Closed nli8888 closed 2 years ago
thanks. I will download the data and try to debug it on my side.
Hi Nick,
before running the workflow I found something in your data that is probably an issue. I recognized that your designed sequences are 270 bp long. Your FW and REV reads have lengths of 132 and 121 bp. So you do not cover the whole insert. Theoretically this is OK when your sequences different on the end from each other. When there are sequences identical, just different in the middle, e.g. when testing variants, you will not be able to correctly align your data.
Practically it is an issue how MPRAflow works because for PE reads we try to merge both reads before mapping. See here: https://github.com/shendurelab/MPRAflow/blob/fb359522be58bf1ddafe45e313b98d582a43bf99/association.nf#L331 This will not be possible with your data.
A workaround will be using the SE option discarding the reverse read. But then your design has to be different in the first 132 bp, Also cigar string has to be adjusted E.g. using 132M.
It would be the same issue with MPRAsnakeflow. But I think it is possible to use proper PE mapping without read merging.
I am not sure if this triggers the AttributeError
issue.
Best, Max
Thanks for the reply. I suppose we'll try out the SE mode first in the meantime.
What do you mean exactly when you say "design has to be different in the first 132 bp"?

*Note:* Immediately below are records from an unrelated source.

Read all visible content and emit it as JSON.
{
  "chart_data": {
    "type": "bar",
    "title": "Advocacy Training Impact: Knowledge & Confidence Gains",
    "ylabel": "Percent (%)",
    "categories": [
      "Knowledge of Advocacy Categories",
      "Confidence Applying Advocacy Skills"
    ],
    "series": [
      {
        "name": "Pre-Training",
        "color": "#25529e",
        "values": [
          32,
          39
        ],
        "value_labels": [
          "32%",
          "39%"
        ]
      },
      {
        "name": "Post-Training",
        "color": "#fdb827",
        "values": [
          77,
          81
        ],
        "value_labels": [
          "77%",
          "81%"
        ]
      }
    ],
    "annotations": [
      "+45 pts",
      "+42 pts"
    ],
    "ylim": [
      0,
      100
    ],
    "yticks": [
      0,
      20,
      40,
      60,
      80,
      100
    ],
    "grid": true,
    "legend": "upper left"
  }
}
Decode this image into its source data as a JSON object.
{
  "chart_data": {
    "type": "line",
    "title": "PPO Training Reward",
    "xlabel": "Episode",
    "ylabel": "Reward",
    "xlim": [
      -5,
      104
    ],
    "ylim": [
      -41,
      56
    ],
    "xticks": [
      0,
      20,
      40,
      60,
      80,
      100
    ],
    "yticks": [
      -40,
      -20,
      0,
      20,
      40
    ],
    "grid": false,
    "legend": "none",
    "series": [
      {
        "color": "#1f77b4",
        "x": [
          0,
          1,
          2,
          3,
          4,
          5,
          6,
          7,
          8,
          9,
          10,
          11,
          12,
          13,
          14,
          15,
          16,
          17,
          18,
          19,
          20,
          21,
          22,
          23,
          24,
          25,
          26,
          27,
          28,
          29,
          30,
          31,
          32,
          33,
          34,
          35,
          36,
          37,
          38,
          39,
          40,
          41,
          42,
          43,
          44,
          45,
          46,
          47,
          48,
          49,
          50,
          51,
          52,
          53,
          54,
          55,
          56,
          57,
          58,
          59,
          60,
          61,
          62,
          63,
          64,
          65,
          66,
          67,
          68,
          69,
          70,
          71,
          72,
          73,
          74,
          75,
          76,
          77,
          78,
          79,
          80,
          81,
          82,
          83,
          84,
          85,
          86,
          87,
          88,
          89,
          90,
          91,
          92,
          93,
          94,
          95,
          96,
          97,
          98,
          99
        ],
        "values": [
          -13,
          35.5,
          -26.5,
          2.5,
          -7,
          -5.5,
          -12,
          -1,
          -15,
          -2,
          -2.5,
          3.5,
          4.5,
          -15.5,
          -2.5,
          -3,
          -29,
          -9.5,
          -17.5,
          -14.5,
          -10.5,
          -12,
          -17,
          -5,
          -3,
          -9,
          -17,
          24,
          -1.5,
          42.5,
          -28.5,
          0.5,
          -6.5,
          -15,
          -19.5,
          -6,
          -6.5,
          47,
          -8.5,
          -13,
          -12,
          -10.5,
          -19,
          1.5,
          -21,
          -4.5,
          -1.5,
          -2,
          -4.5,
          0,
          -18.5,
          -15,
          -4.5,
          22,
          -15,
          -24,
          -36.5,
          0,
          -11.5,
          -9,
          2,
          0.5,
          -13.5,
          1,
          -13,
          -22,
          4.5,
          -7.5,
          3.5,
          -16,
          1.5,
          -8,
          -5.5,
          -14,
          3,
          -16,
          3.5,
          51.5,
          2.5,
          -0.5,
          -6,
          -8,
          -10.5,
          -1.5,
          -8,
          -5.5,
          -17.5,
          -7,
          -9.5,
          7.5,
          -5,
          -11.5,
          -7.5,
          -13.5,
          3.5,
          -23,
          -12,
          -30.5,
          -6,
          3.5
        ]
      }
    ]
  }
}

You read must uniquely map to one sequence. If this is not the case the BC will be discarded because of ambiguity. The 132 refers to the length of your first read, staring sequencing your design file from the 5' end.

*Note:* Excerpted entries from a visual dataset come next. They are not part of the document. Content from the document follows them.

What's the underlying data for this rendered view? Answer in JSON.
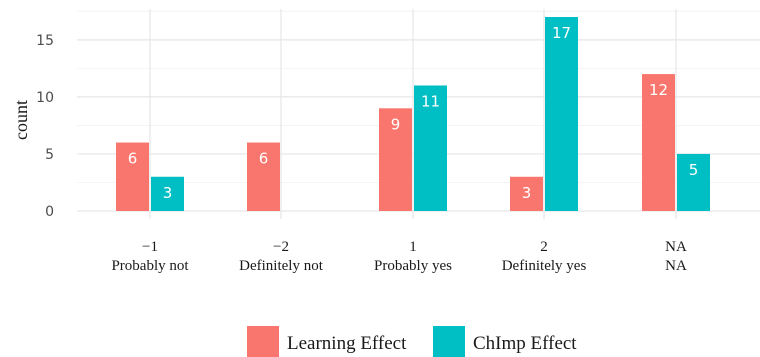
{
  "chart_data": {
    "type": "bar",
    "title": "",
    "xlabel": "",
    "ylabel": "count",
    "ylim": [
      0,
      17
    ],
    "yticks": [
      0,
      5,
      10,
      15
    ],
    "grid": true,
    "legend_position": "bottom",
    "categories": [
      {
        "code": "−1",
        "label": "Probably not"
      },
      {
        "code": "−2",
        "label": "Definitely not"
      },
      {
        "code": "1",
        "label": "Probably yes"
      },
      {
        "code": "2",
        "label": "Definitely yes"
      },
      {
        "code": "NA",
        "label": "NA"
      }
    ],
    "series": [
      {
        "name": "Learning Effect",
        "color": "#F8766D",
        "values": [
          6,
          6,
          9,
          3,
          12
        ]
      },
      {
        "name": "ChImp Effect",
        "color": "#00BFC4",
        "values": [
          3,
          null,
          11,
          17,
          5
        ]
      }
    ]
  }
}
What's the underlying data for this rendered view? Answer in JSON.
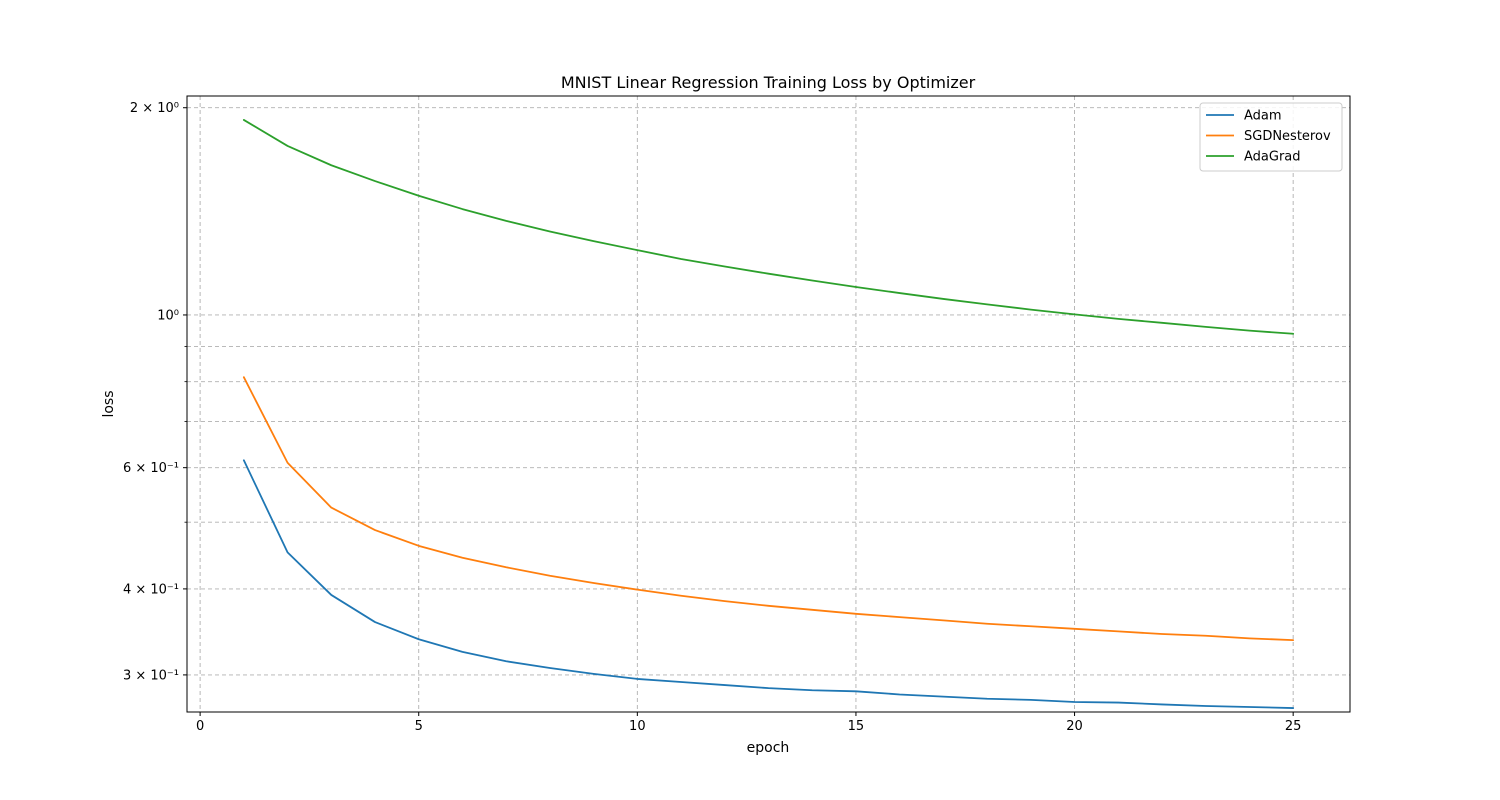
{
  "chart_data": {
    "type": "line",
    "title": "MNIST Linear Regression Training Loss by Optimizer",
    "xlabel": "epoch",
    "ylabel": "loss",
    "yscale": "log",
    "xlim": [
      -0.3,
      26.3
    ],
    "ylim": [
      0.265,
      2.08
    ],
    "x_ticks": [
      {
        "value": 0,
        "label": "0"
      },
      {
        "value": 5,
        "label": "5"
      },
      {
        "value": 10,
        "label": "10"
      },
      {
        "value": 15,
        "label": "15"
      },
      {
        "value": 20,
        "label": "20"
      },
      {
        "value": 25,
        "label": "25"
      }
    ],
    "y_major_ticks": [
      {
        "value": 0.3,
        "label": "3 × 10⁻¹"
      },
      {
        "value": 0.4,
        "label": "4 × 10⁻¹"
      },
      {
        "value": 0.6,
        "label": "6 × 10⁻¹"
      },
      {
        "value": 1.0,
        "label": "10⁰"
      },
      {
        "value": 2.0,
        "label": "2 × 10⁰"
      }
    ],
    "y_minor_ticks": [
      0.5,
      0.7,
      0.8,
      0.9
    ],
    "grid": true,
    "legend": "top-right",
    "x": [
      1,
      2,
      3,
      4,
      5,
      6,
      7,
      8,
      9,
      10,
      11,
      12,
      13,
      14,
      15,
      16,
      17,
      18,
      19,
      20,
      21,
      22,
      23,
      24,
      25
    ],
    "series": [
      {
        "name": "Adam",
        "color": "#1f77b4",
        "values": [
          0.615,
          0.452,
          0.392,
          0.358,
          0.338,
          0.324,
          0.314,
          0.307,
          0.301,
          0.296,
          0.293,
          0.29,
          0.287,
          0.285,
          0.284,
          0.281,
          0.279,
          0.277,
          0.276,
          0.274,
          0.2735,
          0.2718,
          0.2704,
          0.2695,
          0.2685
        ]
      },
      {
        "name": "SGDNesterov",
        "color": "#ff7f0e",
        "values": [
          0.812,
          0.61,
          0.525,
          0.487,
          0.462,
          0.444,
          0.43,
          0.418,
          0.408,
          0.399,
          0.391,
          0.384,
          0.378,
          0.373,
          0.368,
          0.364,
          0.36,
          0.356,
          0.353,
          0.35,
          0.347,
          0.344,
          0.342,
          0.339,
          0.337
        ]
      },
      {
        "name": "AdaGrad",
        "color": "#2ca02c",
        "values": [
          1.92,
          1.76,
          1.65,
          1.565,
          1.49,
          1.425,
          1.37,
          1.322,
          1.28,
          1.242,
          1.206,
          1.176,
          1.148,
          1.122,
          1.098,
          1.076,
          1.055,
          1.036,
          1.018,
          1.002,
          0.987,
          0.974,
          0.961,
          0.949,
          0.939
        ]
      }
    ]
  }
}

btw. the error is due to zero reads after merging
Ah ok I understand. Sorry I thought you meant something else.
Ok so we have gotten SE mode running and we'll see how that goes. If we need to run PE mode, we may try to manually trim the missing middle section in our design file . For future seqs, we'll just make them shorter to ensure full coverage.

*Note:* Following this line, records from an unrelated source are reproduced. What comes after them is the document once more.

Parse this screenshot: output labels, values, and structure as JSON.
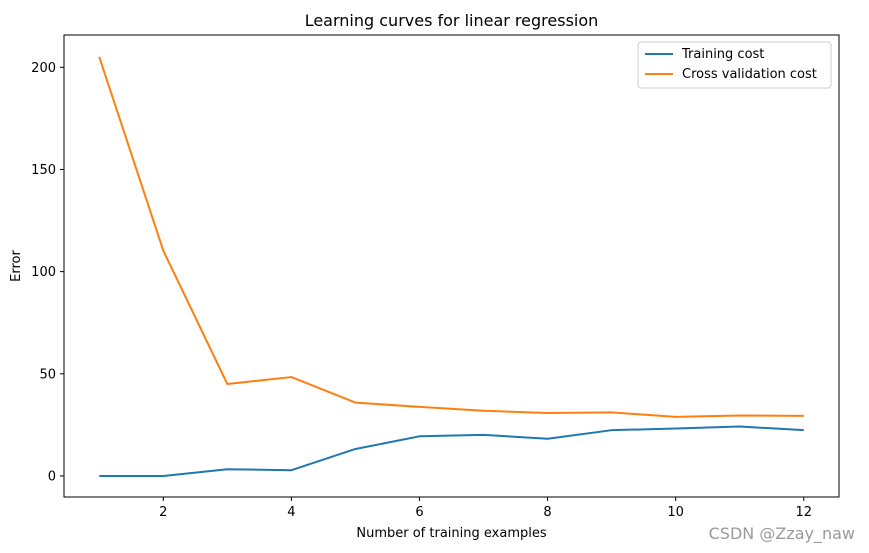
{
  "chart_data": {
    "type": "line",
    "title": "Learning curves for linear regression",
    "xlabel": "Number of training examples",
    "ylabel": "Error",
    "xlim": [
      0.45,
      12.55
    ],
    "ylim": [
      -10.3,
      215.8
    ],
    "xticks": [
      2,
      4,
      6,
      8,
      10,
      12
    ],
    "yticks": [
      0,
      50,
      100,
      150,
      200
    ],
    "grid": false,
    "legend_position": "top-right",
    "x": [
      1,
      2,
      3,
      4,
      5,
      6,
      7,
      8,
      9,
      10,
      11,
      12
    ],
    "series": [
      {
        "name": "Training cost",
        "color": "#1f77b4",
        "values": [
          0.0,
          0.0,
          3.3,
          2.8,
          13.2,
          19.4,
          20.1,
          18.2,
          22.4,
          23.2,
          24.2,
          22.4
        ]
      },
      {
        "name": "Cross validation cost",
        "color": "#ff7f0e",
        "values": [
          205.1,
          110.3,
          45.0,
          48.4,
          35.9,
          33.8,
          31.9,
          30.8,
          31.1,
          28.9,
          29.6,
          29.4
        ]
      }
    ]
  },
  "watermark": "CSDN @Zzay_naw"
}
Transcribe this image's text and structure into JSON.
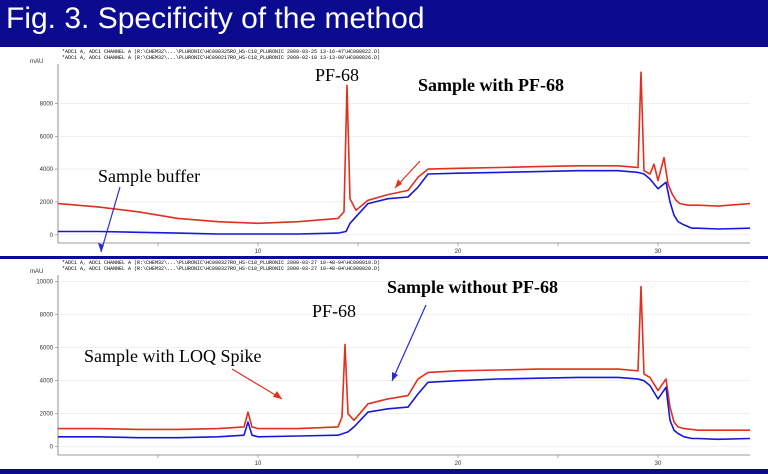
{
  "slide": {
    "title": "Fig. 3. Specificity of the method"
  },
  "colors": {
    "background": "#0b0b8f",
    "red": "#e0301e",
    "blue": "#1818d8",
    "purple": "#8c1a9c"
  },
  "chart_data": [
    {
      "type": "line",
      "unit_label": "mAU",
      "headers": [
        "*ADC1 A, ADC1 CHANNEL A (R:\\CHEM32\\...\\PLURONIC\\HC090325RO_HS-C18_PLURONIC 2009-03-25 13-16-47\\HC000022.D)",
        "*ADC1 A, ADC1 CHANNEL A (R:\\CHEM32\\...\\PLURONIC\\HC090217RO_HS-C18_PLURONIC 2009-02-18 13-13-00\\HC000026.D)"
      ],
      "xlim": [
        0,
        34.6
      ],
      "ylim": [
        -500,
        10400
      ],
      "yticks": [
        0,
        2000,
        4000,
        6000,
        8000
      ],
      "yticklabels": [
        "0",
        "2000",
        "4000",
        "6000",
        "8000"
      ],
      "xticks": [
        5,
        10,
        15,
        20,
        25,
        30
      ],
      "xticklabels": [
        "",
        "10",
        "",
        "20",
        "",
        "30"
      ],
      "series": [
        {
          "color": "red",
          "x": [
            0,
            2,
            4,
            6,
            8,
            10,
            12,
            14,
            14.3,
            14.45,
            14.6,
            14.9,
            15.5,
            16.5,
            17.5,
            18,
            18.5,
            20,
            22,
            24,
            26,
            28,
            29.0,
            29.15,
            29.3,
            29.6,
            29.8,
            30.0,
            30.3,
            30.5,
            30.7,
            30.9,
            31.1,
            31.5,
            32,
            33,
            34.6
          ],
          "y": [
            1900,
            1700,
            1400,
            1000,
            800,
            700,
            800,
            1000,
            1400,
            9100,
            2200,
            1500,
            2100,
            2450,
            2700,
            3500,
            4000,
            4050,
            4100,
            4150,
            4200,
            4200,
            4100,
            9900,
            3900,
            3700,
            4300,
            3300,
            4700,
            3100,
            2500,
            2100,
            1900,
            1800,
            1800,
            1750,
            1900
          ]
        },
        {
          "color": "blue",
          "x": [
            0,
            2,
            4,
            6,
            8,
            10,
            12,
            14,
            14.4,
            14.6,
            14.9,
            15.5,
            16.5,
            17.5,
            18,
            18.5,
            20,
            22,
            24,
            26,
            28,
            29.0,
            29.3,
            29.6,
            30.0,
            30.4,
            30.6,
            30.8,
            31.0,
            31.3,
            31.7,
            32,
            33,
            34.6
          ],
          "y": [
            200,
            200,
            150,
            100,
            50,
            50,
            50,
            100,
            200,
            700,
            1100,
            1900,
            2200,
            2300,
            2900,
            3700,
            3750,
            3800,
            3850,
            3900,
            3900,
            3800,
            3700,
            3400,
            2800,
            3200,
            2000,
            1200,
            800,
            600,
            400,
            400,
            350,
            400
          ]
        }
      ],
      "annotations": [
        {
          "text": "Sample buffer",
          "bold": false
        },
        {
          "text": "PF-68",
          "bold": false
        },
        {
          "text": "Sample with PF-68",
          "bold": true
        }
      ]
    },
    {
      "type": "line",
      "unit_label": "mAU",
      "headers": [
        "*ADC1 A, ADC1 CHANNEL A (R:\\CHEM32\\...\\PLURONIC\\HC090327RO_HS-C18_PLURONIC 2009-03-27 10-48-04\\HC000019.D)",
        "*ADC1 A, ADC1 CHANNEL A (R:\\CHEM32\\...\\PLURONIC\\HC090327RO_HS-C18_PLURONIC 2009-03-27 10-48-04\\HC000020.D)"
      ],
      "xlim": [
        0,
        34.6
      ],
      "ylim": [
        -500,
        10400
      ],
      "yticks": [
        0,
        2000,
        4000,
        6000,
        8000,
        10000
      ],
      "yticklabels": [
        "0",
        "2000",
        "4000",
        "6000",
        "8000",
        "10000"
      ],
      "xticks": [
        5,
        10,
        15,
        20,
        25,
        30
      ],
      "xticklabels": [
        "",
        "10",
        "",
        "20",
        "",
        "30"
      ],
      "series": [
        {
          "color": "red",
          "x": [
            0,
            2,
            4,
            6,
            8,
            9.3,
            9.5,
            9.7,
            10,
            12,
            14,
            14.2,
            14.35,
            14.5,
            14.8,
            15.5,
            16.5,
            17.5,
            18,
            18.5,
            20,
            22,
            24,
            26,
            28,
            29.0,
            29.15,
            29.3,
            29.6,
            30.0,
            30.4,
            30.6,
            30.8,
            31.0,
            31.3,
            31.7,
            32,
            33,
            34.6
          ],
          "y": [
            1100,
            1100,
            1050,
            1050,
            1100,
            1200,
            2100,
            1200,
            1100,
            1100,
            1200,
            1800,
            6200,
            2000,
            1600,
            2600,
            2900,
            3100,
            4100,
            4500,
            4600,
            4650,
            4700,
            4700,
            4700,
            4600,
            9700,
            4400,
            4200,
            3400,
            4100,
            2400,
            1500,
            1200,
            1100,
            1050,
            1000,
            1000,
            1000
          ]
        },
        {
          "color": "blue",
          "x": [
            0,
            2,
            4,
            6,
            8,
            9.3,
            9.5,
            9.7,
            10,
            12,
            14,
            14.5,
            14.8,
            15.5,
            16.5,
            17.5,
            18,
            18.5,
            20,
            22,
            24,
            26,
            28,
            29.0,
            29.3,
            29.6,
            30.0,
            30.4,
            30.6,
            30.8,
            31.0,
            31.3,
            31.7,
            32,
            33,
            34.6
          ],
          "y": [
            600,
            600,
            550,
            550,
            600,
            700,
            1500,
            700,
            600,
            650,
            700,
            900,
            1200,
            2100,
            2300,
            2400,
            3200,
            3900,
            4000,
            4100,
            4150,
            4200,
            4200,
            4100,
            4000,
            3700,
            2900,
            3600,
            1600,
            1000,
            800,
            600,
            500,
            500,
            450,
            500
          ]
        }
      ],
      "annotations": [
        {
          "text": "Sample with LOQ Spike",
          "bold": false
        },
        {
          "text": "PF-68",
          "bold": false
        },
        {
          "text": "Sample without PF-68",
          "bold": true
        }
      ]
    }
  ]
}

Alternatively, we may try MPRAsnakeflow if it is indeed possible to use to PE mapping without merging?
But we'll see which way provides the best results for our purposes
Right now MPRAsnakeflow merges reads, too. If more people generate such data I think it is worth implementing it. And I am always happy if someone implements it by themself and makes a pull request to the repo
Ok so we have gotten SE mode running and we'll see how that goes. If we need to run PE mode, we may try to manually trim the missing middle section in our design file . For future seqs, we'll just make them shorter to ensure full coverage.
Manually trimming the middle section of the design file will not help you, because the PE reads still do not overlap. Another option is merging the reads by yourself, inserting Ns in between. After that you can run the single ended mode. Nit 100% sure if it works but maybe this is the best option!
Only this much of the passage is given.